ORLANDO, Fla. — Starting a business is a challenge, daunting for many, let alone those who face extra barriers just because of who they are.

“Our LGBTQ community is fierce, strong,” said Blue Star, "Supportive in terms of business, for sure. Because it’s hard.”


What You Need To Know

  • LGBTQ businesses have established a Pride Chamber in Orlando

  • Advocates say businesses run by LGBTQ owners run into problems getting funding

  • They urge people to consider patronizing LGBTQ-owned businesses

Eight months ago, amid the pandemic, Star took over the Church Street space which housed the Orlando City Soccer Club-themed restaurant, Lions Pride. 

She opened up HAOS on Church across from the historic train station, hanging pride flags alongside gas street lamps.

HAOS inside is more than a restaurant and bar, but a space for performers and a safe haven for the LGBTQ community. 

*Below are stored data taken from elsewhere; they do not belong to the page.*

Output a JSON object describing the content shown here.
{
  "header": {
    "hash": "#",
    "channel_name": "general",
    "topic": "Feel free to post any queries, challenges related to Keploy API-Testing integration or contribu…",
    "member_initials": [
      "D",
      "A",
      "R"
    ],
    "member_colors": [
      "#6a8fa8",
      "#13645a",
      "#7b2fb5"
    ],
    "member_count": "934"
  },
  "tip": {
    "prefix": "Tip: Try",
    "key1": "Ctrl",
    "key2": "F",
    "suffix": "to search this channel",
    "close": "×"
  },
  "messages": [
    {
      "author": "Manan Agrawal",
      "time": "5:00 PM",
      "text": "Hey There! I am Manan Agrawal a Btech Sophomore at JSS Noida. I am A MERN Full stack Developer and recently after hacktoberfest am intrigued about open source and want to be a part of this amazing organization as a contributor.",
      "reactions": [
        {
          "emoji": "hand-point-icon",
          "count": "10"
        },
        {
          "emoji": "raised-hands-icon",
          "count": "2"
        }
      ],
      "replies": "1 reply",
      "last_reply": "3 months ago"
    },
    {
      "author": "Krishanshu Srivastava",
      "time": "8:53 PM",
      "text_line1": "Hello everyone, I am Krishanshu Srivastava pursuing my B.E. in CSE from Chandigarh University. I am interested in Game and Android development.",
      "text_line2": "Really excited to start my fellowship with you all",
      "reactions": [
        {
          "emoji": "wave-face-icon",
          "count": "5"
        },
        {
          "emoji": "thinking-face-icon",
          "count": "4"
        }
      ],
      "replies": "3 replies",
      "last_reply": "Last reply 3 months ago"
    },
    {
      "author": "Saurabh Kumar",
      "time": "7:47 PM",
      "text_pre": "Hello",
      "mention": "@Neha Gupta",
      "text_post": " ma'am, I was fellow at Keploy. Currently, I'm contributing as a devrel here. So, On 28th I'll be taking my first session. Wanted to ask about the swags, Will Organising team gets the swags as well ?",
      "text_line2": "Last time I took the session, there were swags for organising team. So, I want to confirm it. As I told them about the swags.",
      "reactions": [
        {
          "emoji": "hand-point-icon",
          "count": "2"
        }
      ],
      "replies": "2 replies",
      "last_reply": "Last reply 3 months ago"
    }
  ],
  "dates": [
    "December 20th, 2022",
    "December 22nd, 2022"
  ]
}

As drinks splash and food whizzes out the kitchen, aerialists swing on hoops through the air and burlesque dancers sparkle and lip sync across the small stage. 

"Dress however you like, be with whomever you like. Just be you,” she said. “We have to be united, create these safe spaces so people aren’t afraid.”

At 19, Star, then a beauty pageant queen, had come out to her parents. It was a “struggle,” as she felt unaccepted, and they didn’t speak for years, she said.

Then, as the woman took a stance on an anti-gay law in Georgia, she felt pushback for the first time in her young life.

“I was like, ‘Oh, wow. People are not very nice,’" she said.

And though she always found acceptance working in the theater world as a dancer, then later a club promoter, a times operating as a LGBTQ business owner — and a woman — she’s encountered obstacles.

“Pushback in the community, I think it depends on which business I am,” she began. “Audio, it’s a male-dominated world and not very gay.”

“We’re talking about some demographic of people who are usually left out of the conversation most times, anyway,” said Shea Cutliff. “You’re dealing with LGBT persons, but there’s also a point of intersectionality where women are not given funding to start businesses at such a rate as men.”

Cutliff serves as a board member for the One Orlando Alliance. She also sits on advisory boards for the Gender Advancement Project, which aims to establish a trans chamber of commerce, and Divas and Dialogue, which connects the community with services from hormone therapies to HIV care.

Cutliff said that LGBTQ women, especially trans women, face extra barriers in business when it comes to funding and stigmas.

But, the community as a whole needs to be supported in terms of financial backing.

“A lot of LGBT businesses are underfunded…LGBT persons seeking funding don’t necessarily feel comfortable saying that they’re LGBT because they’re scared of missing out on funding,” she explained. “They ultimately have to play a balancing act of, 'Do they fight for their personal rights or the rights of their business?’"

In addition, Cutliff said that when lawmakers pass discriminatory laws which leave LGBTQ business owners vulnerable, some ultimately decide to pick up and take their companies elsewhere where they feel greater acceptance.

"When we’re trying to build the economy locally, that’s something we don’t want,” she said.

In order to promote LGBTQ business growth, Cutliff suggests patronizing LGBTQ-owned businesses. The Pride Chamber keeps a list of certified LGBT businesses.

Cutliff also said that denouncing discriminatory laws and public policy, not supportive of the community as a whole, is paramount.

Star said that she only made it through her business ventures with the support of other women, like the one who owns the Orlando sandwich shop Pom Pom’s Teahouse & Sandwicheria.

“For six months, Pom paid my power bill. She was like, 'This is going to be one thing you’re not going to think about,’” Star said, tears brimming in her eyes. “It’s women like that, LGBTQ or an ally or whatever. It’s women supporting women.”